Ellen Pao's Silicon Valley tale pulls the curtain back on an iconic, male-led VC firm

She lost her gender discrimination lawsuit, but bounced back to champion diversity and co-found Project Include.

Ellen Pao’s tell-all book “Reset: My Fight for Inclusion and Lasting Change,” released on September 19, describes the discrimination she claims she endured while employed at Silicon Valley venture capital firm Kleiner Perkins Caufield & Byers.

After seven years at the firm, where she was a junior partner and chief of staff for managing partner John Doerr, she filed a discrimination suit against her employers.
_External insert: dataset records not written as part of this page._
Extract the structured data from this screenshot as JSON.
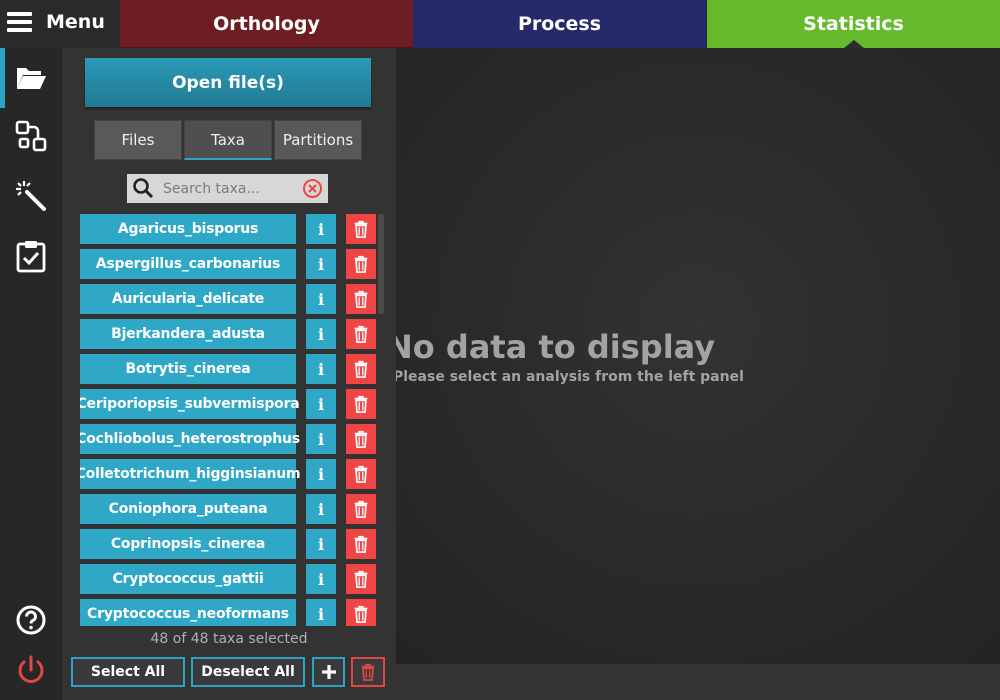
{
  "menu": {
    "label": "Menu"
  },
  "tabs": [
    {
      "label": "Orthology",
      "color": "#6e1e22"
    },
    {
      "label": "Process",
      "color": "#272a6a"
    },
    {
      "label": "Statistics",
      "color": "#65b92b",
      "active": true
    }
  ],
  "rail": [
    {
      "icon": "folder-open-icon",
      "active": true
    },
    {
      "icon": "workflow-icon"
    },
    {
      "icon": "magic-wand-icon"
    },
    {
      "icon": "clipboard-check-icon"
    },
    {
      "icon": "help-icon"
    },
    {
      "icon": "power-icon"
    }
  ],
  "panel": {
    "open_button": "Open file(s)",
    "tabs": [
      {
        "label": "Files"
      },
      {
        "label": "Taxa",
        "active": true
      },
      {
        "label": "Partitions"
      }
    ],
    "search_placeholder": "Search taxa...",
    "taxa": [
      "Agaricus_bisporus",
      "Aspergillus_carbonarius",
      "Auricularia_delicate",
      "Bjerkandera_adusta",
      "Botrytis_cinerea",
      "Ceriporiopsis_subvermispora",
      "Cochliobolus_heterostrophus",
      "Colletotrichum_higginsianum",
      "Coniophora_puteana",
      "Coprinopsis_cinerea",
      "Cryptococcus_gattii",
      "Cryptococcus_neoformans"
    ],
    "info_glyph": "i",
    "selection_count": "48 of 48 taxa selected",
    "select_all": "Select All",
    "deselect_all": "Deselect All"
  },
  "main": {
    "empty_title": "No data to display",
    "empty_subtitle": "Please select an analysis from the left panel"
  },
  "colors": {
    "accent": "#2ca3c4",
    "danger": "#f04545",
    "item": "#2fa8c8"
  }
}
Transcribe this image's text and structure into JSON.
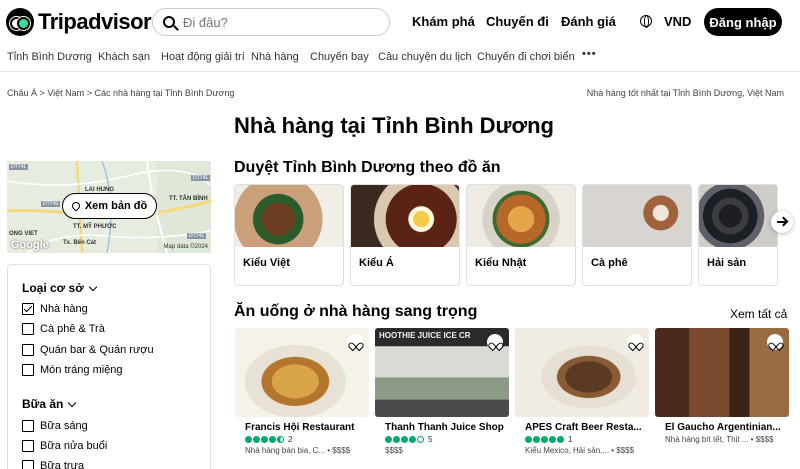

She lost on all counts.

Pao, who has a degree in electrical engineering from Princeton and two Harvard degrees – one in law, the other an MBA – today is an investment partner at Kapor Capital, the Chief Diversity and Inclusion Officer at the Kapor Center for Social Impact, and co-founder of the diversity consulting non-profit organization Project Include.

Her book seems to be striking a chord.

The seven reader reviews posted on Amazon so far give the book 5 stars out of 5 stars.

“Silicon Valley's story has long been an ode to white male privilege dressed up in the shiny veneer of "meritocracy,” writes one reader.  “Ellen's court case against her then-employer Kleiner Perkins was when all of that pretense started to unravel, and I'm glad she's now written this book to tell her full story,” writes one reader.

Another reader, a software engineer, a startup founder, a woman and a person with disabilities, calls Pao’s writing “impeccable,” while another reader calls it “a lesson in culture.”

[Also: Health IT venture funding soars to new highs in first half of 2017]

The professional reviewers are more circumspect.

“Men, including those at Kleiner, are permitted to be prickly and unlikable if they are perceived to deliver, whereas women are required to be likable. And as long as a trial (or an election, for that matter) turns into a referendum on likability, ambitious women are likely to lose,” comments Irin Carmon, in a review of Reset, in The Washington Post.

In a New York Times book review titled “The Education of Ellen Pao, Jennifer Szalai, writes: “… it was the genteel chauvinism of the enlightened elites at Kleiner Perkins that carried with it the sting of betrayal. They promised her a meritocracy and gave her a glass ceiling instead.”